Remove the interface from the list of interfaces that the DNS server listens on. To do so, follow these steps:

  1. Start the DNS Management Microsoft Management Console (MMC).
  2. Right-click the DNS server, and then select Properties.
  3. Select the Interfaces tab.
  4. Under Listen on, select the Only the following IP addresses check box.
  5. Type the IP addresses that you want the server to listen on. Include only the IP addresses of the interfaces for which you want a host's A record registered in DNS.
  6. Select OK, and then quit the DNS Management MMC.

Status

Microsoft has confirmed that it's a problem in the products that are listed at the beginning of this article.

More information

For more information about how to disable dynamic registrations, see How to enable or disable DNS updates in Windows 2000 and in Windows Server 2003.

The registry key to disable dynamic update of the DHCP client service is:

  • Path: HKEY_LOCAL_MACHINE\SYSTEM\CurrentControlSet\Services\Tcpip\Parameters\DisableDynamicUpdate
  • Data type: REG_DWORD
  • Range: 0 - 1
  • Default value: 0

Note

This registry key doesn't resolve the issue that's outlined in this article.

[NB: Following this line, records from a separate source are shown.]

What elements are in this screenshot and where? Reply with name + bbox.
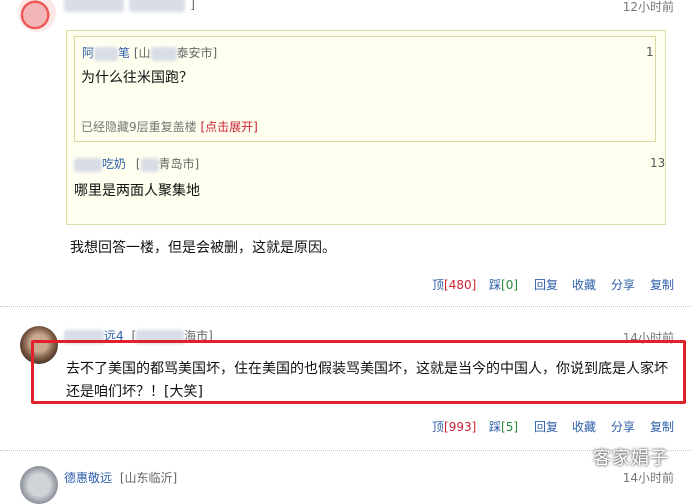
floor-number: 1 <box>646 45 654 59</box>
avatar[interactable] <box>18 0 56 32</box>
quote-header: 阿笔 [山 泰安市] <box>82 46 218 61</box>
comment-time: 12小时前 <box>622 0 674 14</box>
share-button[interactable]: 分享 <box>611 276 635 293</box>
comment-text-line1: 去不了美国的都骂美国坏，住在美国的也假装骂美国坏，这就是当今的中国人，你说到底是… <box>66 361 668 377</box>
quote-header-2: 吃奶 [青岛市] <box>74 155 199 172</box>
comment-username[interactable]: 德惠敬远 [山东临沂] <box>64 469 177 486</box>
quote-text: 为什么往米国跑？ <box>81 70 193 86</box>
downvote-button[interactable]: 踩[5] <box>489 418 518 435</box>
divider <box>0 306 692 307</box>
quote-username-2[interactable]: 吃奶 <box>102 157 126 171</box>
copy-button[interactable]: 复制 <box>650 276 674 293</box>
watermark: 客家娟子 <box>593 448 669 469</box>
divider <box>0 450 692 451</box>
share-button[interactable]: 分享 <box>611 418 635 435</box>
reply-button[interactable]: 回复 <box>534 418 558 435</box>
quote-username[interactable]: 阿 <box>82 46 94 60</box>
reply-text: 我想回答一楼，但是会被删，这就是原因。 <box>70 240 336 256</box>
avatar[interactable] <box>20 466 58 504</box>
floor-number-2: 13 <box>650 156 666 170</box>
favorite-button[interactable]: 收藏 <box>572 418 596 435</box>
quote-text-2: 哪里是两面人聚集地 <box>74 183 200 199</box>
quote-location: [山 泰安市] <box>133 46 218 61</box>
copy-button[interactable]: 复制 <box>650 418 674 435</box>
username-blurred[interactable]: ] <box>64 0 195 13</box>
downvote-button[interactable]: 踩[0] <box>489 276 518 293</box>
reply-button[interactable]: 回复 <box>534 276 558 293</box>
upvote-button[interactable]: 顶[993] <box>432 418 476 435</box>
comment-time: 14小时前 <box>622 471 674 485</box>
upvote-button[interactable]: 顶[480] <box>432 276 476 293</box>
comment-text-line2: 还是咱们坏？！[大笑] <box>66 384 203 400</box>
favorite-button[interactable]: 收藏 <box>572 276 596 293</box>
expand-link[interactable]: [点击展开] <box>200 120 257 134</box>
hidden-floors-note: 已经隐藏9层重复盖楼 [点击展开] <box>81 120 258 134</box>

If the DNS server listens on a specific interface, the host's A record for that interface is registered.

If you remove an IP address from the list of the DNS server's listening interfaces, the server no longer accepts DNS requests that are sent to that IP address. This option is sometimes used in situations where the DNS server is also a domain controller and has an interface that's connected to a disjointed network. For such configuration, make sure that Active Directory client computers don't direct any queries to an interface that they can't reach.